In my case too, I think she should’ve listened; and I added insult to her injury and left her in a state of distress. I had mixed feelings of being victorious and cowardly.

After we ended our discussion, the perverse episode gnawed at me. I was standing outside looking at the dark sky above. The secret voice inside me made me feel like a coward because my family and loved ones always saw the less admirable part of my character. I tend to inflict psychological harm on the people closest to me, or on the helpless.

After I cooled down, I reflected on the larger implication of my ethical mistake. In a world full of sorrows, how many ways are there to live? Many of us have the willful desire to pass pain on to those weaker than ourselves, or to our subordinates.

My impulsiveness betrayed me. It made me speak the language of an abuser. I fell asleep without knowing she was admitted to a hospital overnight. She came back from the hospital and texted me. I woke up to her messages.  As I read them I felt the pain I had caused her.

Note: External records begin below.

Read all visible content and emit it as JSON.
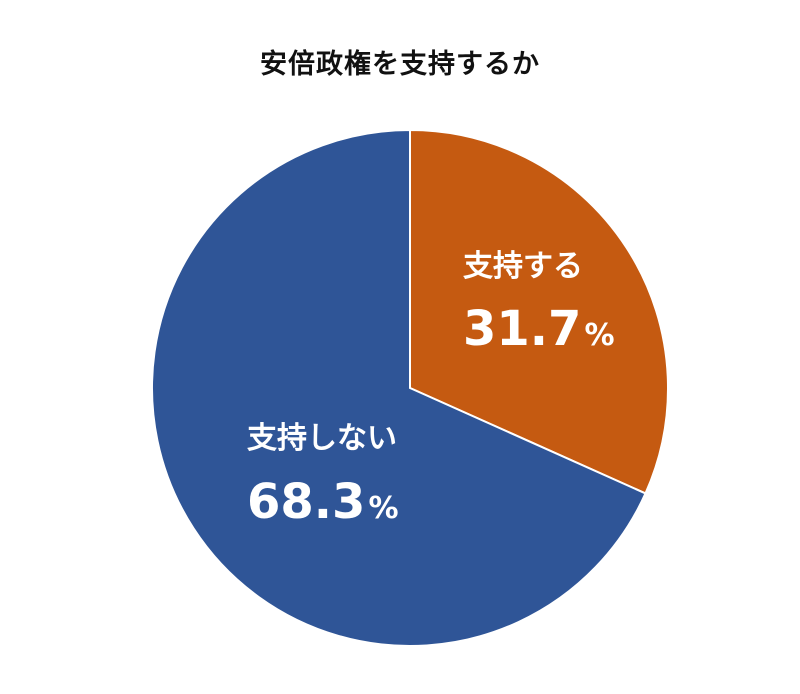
{
  "chart_data": {
    "type": "pie",
    "title": "安倍政権を支持するか",
    "unit": "%",
    "slices": [
      {
        "label": "支持する",
        "value": 31.7,
        "display": "31.7",
        "color": "#C55A11"
      },
      {
        "label": "支持しない",
        "value": 68.3,
        "display": "68.3",
        "color": "#2F5597"
      }
    ],
    "start_angle_deg": 0,
    "direction": "clockwise",
    "legend": "none"
  }
}
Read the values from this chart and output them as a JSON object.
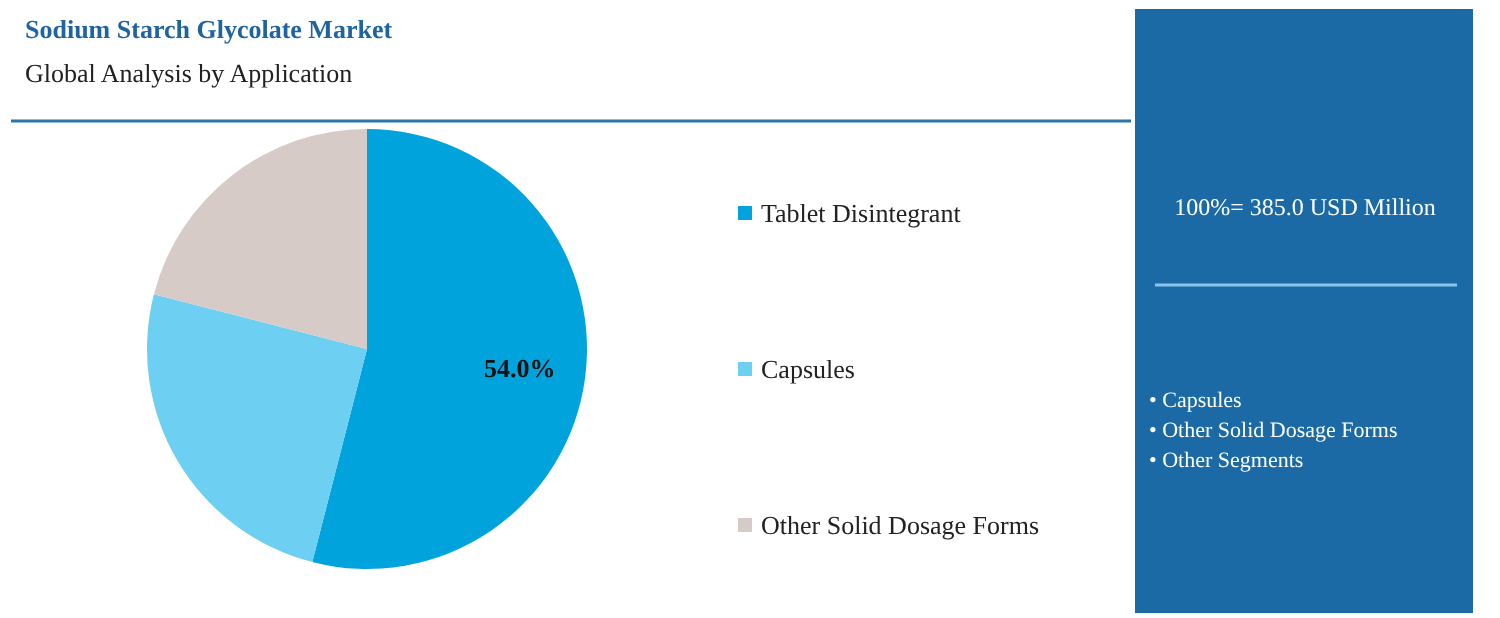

The concept of a moral hero came to my mind. I asked myself what makes a moral hero?

I don’t mean to be pontificating here, but I believe it is that person who forgives when it’s difficult to forgive, helps when it’s difficult to help, and loves when it’s difficult to love.

The word hero may sound inappropriate in this context. The prestige is stripped away from it. But in its essence, a hero is that person who is important in our eyes and close to us.

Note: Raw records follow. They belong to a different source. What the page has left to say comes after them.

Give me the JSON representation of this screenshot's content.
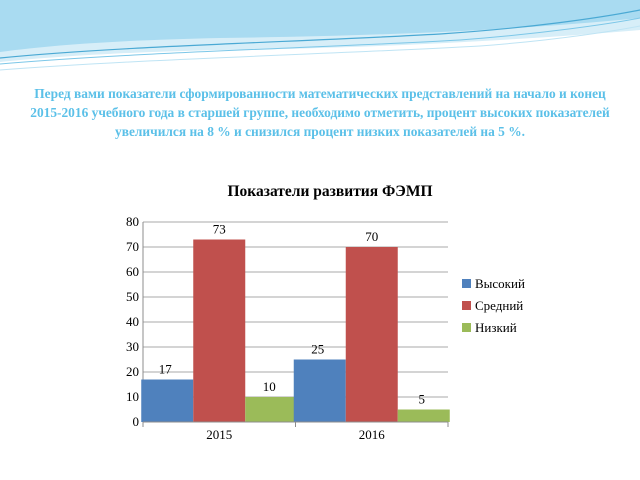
{
  "heading": "Перед вами показатели сформированности математических представлений на начало и конец 2015-2016 учебного года в старшей группе,  необходимо отметить, процент высоких показателей увеличился на 8 % и снизился процент низких показателей на 5 %.",
  "colors": {
    "heading": "#5bc0e8",
    "decor_dark": "#4aa9d4",
    "decor_light": "#bfe4f4",
    "series_high": "#4f81bd",
    "series_mid": "#c0504d",
    "series_low": "#9bbb59"
  },
  "chart_data": {
    "type": "bar",
    "title": "Показатели развития ФЭМП",
    "categories": [
      "2015",
      "2016"
    ],
    "series": [
      {
        "name": "Высокий",
        "values": [
          17,
          25
        ]
      },
      {
        "name": "Средний",
        "values": [
          73,
          70
        ]
      },
      {
        "name": "Низкий",
        "values": [
          10,
          5
        ]
      }
    ],
    "ylim": [
      0,
      80
    ],
    "yticks": [
      0,
      10,
      20,
      30,
      40,
      50,
      60,
      70,
      80
    ],
    "grid": true,
    "legend": "right",
    "data_labels": true
  }
}
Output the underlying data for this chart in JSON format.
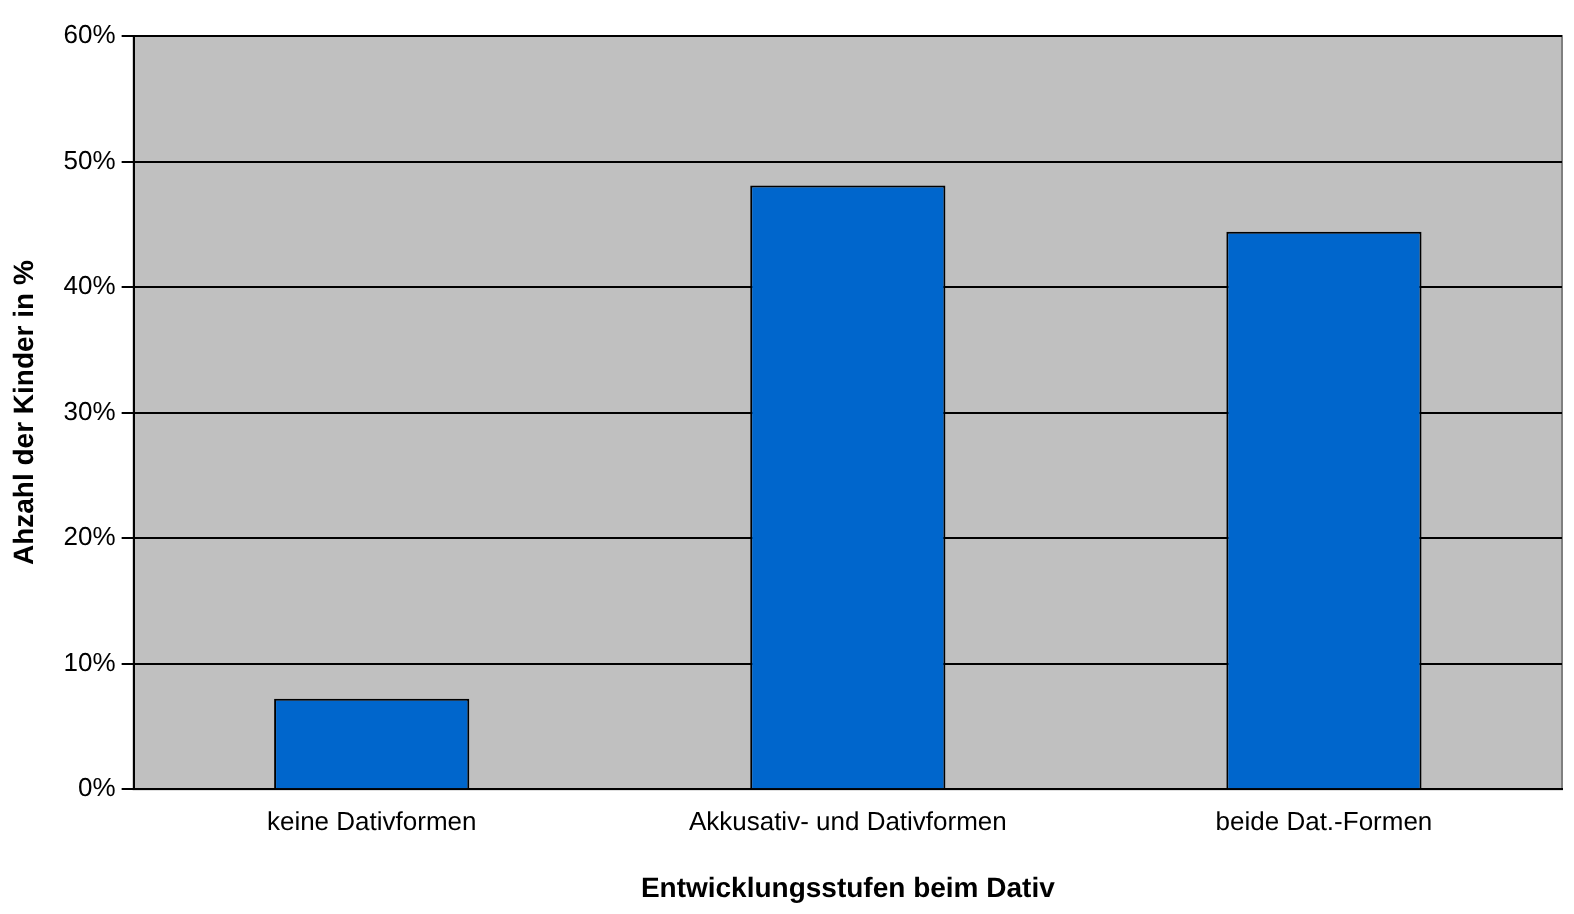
{
  "chart_data": {
    "type": "bar",
    "xlabel": "Entwicklungsstufen beim Dativ",
    "ylabel": "Ahzahl der Kinder in %",
    "categories": [
      "keine Dativformen",
      "Akkusativ- und Dativformen",
      "beide Dat.-Formen"
    ],
    "values": [
      7.2,
      48.1,
      44.4
    ],
    "color": "#0066cc",
    "ylim": [
      0,
      60
    ],
    "yticks": [
      {
        "value": 0,
        "label": "0%"
      },
      {
        "value": 10,
        "label": "10%"
      },
      {
        "value": 20,
        "label": "20%"
      },
      {
        "value": 30,
        "label": "30%"
      },
      {
        "value": 40,
        "label": "40%"
      },
      {
        "value": 50,
        "label": "50%"
      },
      {
        "value": 60,
        "label": "60%"
      }
    ],
    "grid": "y",
    "legend": false
  }
}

I’m sure many of us have been in similar situations. We feel guilty for a while, then forgive and move on. In my situation, it was a moment that tested my self-control.

I read stoic philosophy every day, and try to live by it. I decided to write this blog to hold myself accountable to changing this bad habit…to be free from this compulsive tradition. Maya Angelou said, “I’ve learned that people will forget what you said, people will forget what you did, but people will never forget how you made them feel.